Partnership Policy Features

Medicaid Asset Protection

The asset disregard is one of the competent features of partnership policies. The amount that a policyholder can protect is equivalent to the amount of the benefits received. For example, the policyholder has $150,000 insurance benefits, he or she can maintain assets amounting to $150,000 regardless of the Medicaid eligibility limit. Residents of Maryland will not be pushed to abridge their financial assets to qualify for Medicaid, so people will accumulate assets that they will need in the future. The policyholder may request for a partnership policy summary from the insurance company to check the insurance benefits paid and the total amount of benefits available.

Inflation Protection

The inflation protection feature protects the policyholder against the increasing costs of services in the future.
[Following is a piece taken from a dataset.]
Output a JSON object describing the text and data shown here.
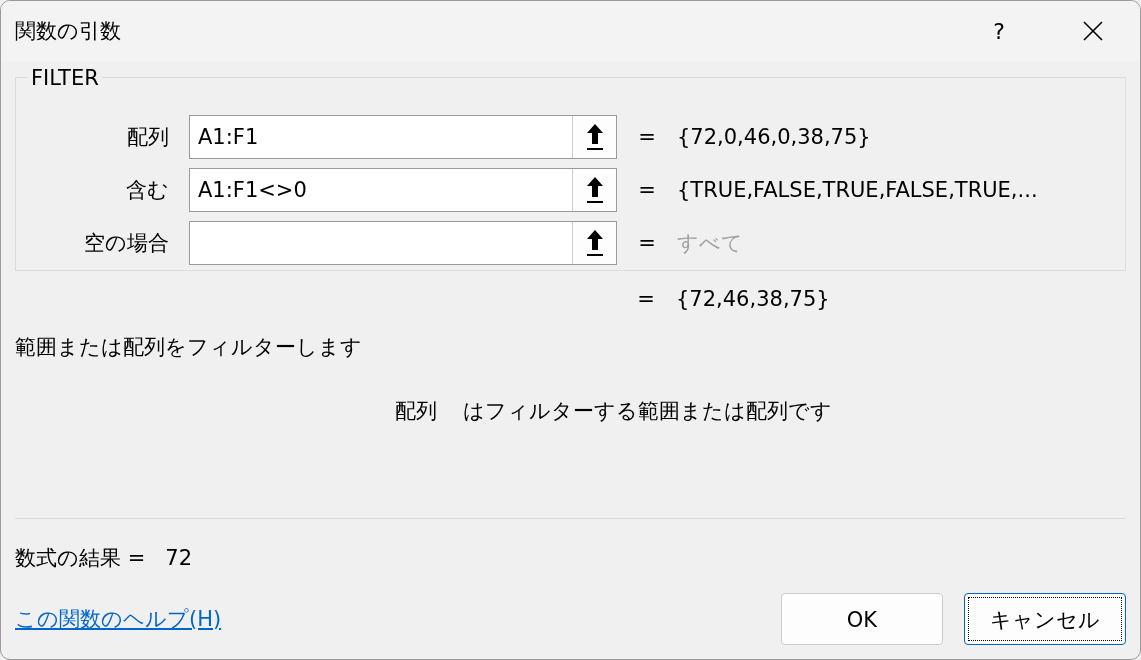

The amount of the protection depends largely on the age of the policyholder when the purchase was made. Policyholders below age 61 should receive either at least 3% compound annual inflation or an interest rate equal to the annual increase in the Consumer Price Index (CPI). Policies to those aged 61 to 75 may include some inflation protection, but an individual aged 76 years and older is not entitled for inflation protection.

Tax Qualified Policy Feature

Under federal law, a percentage of the premiums for tax-qualified insurance policies may be deducted from the income tax.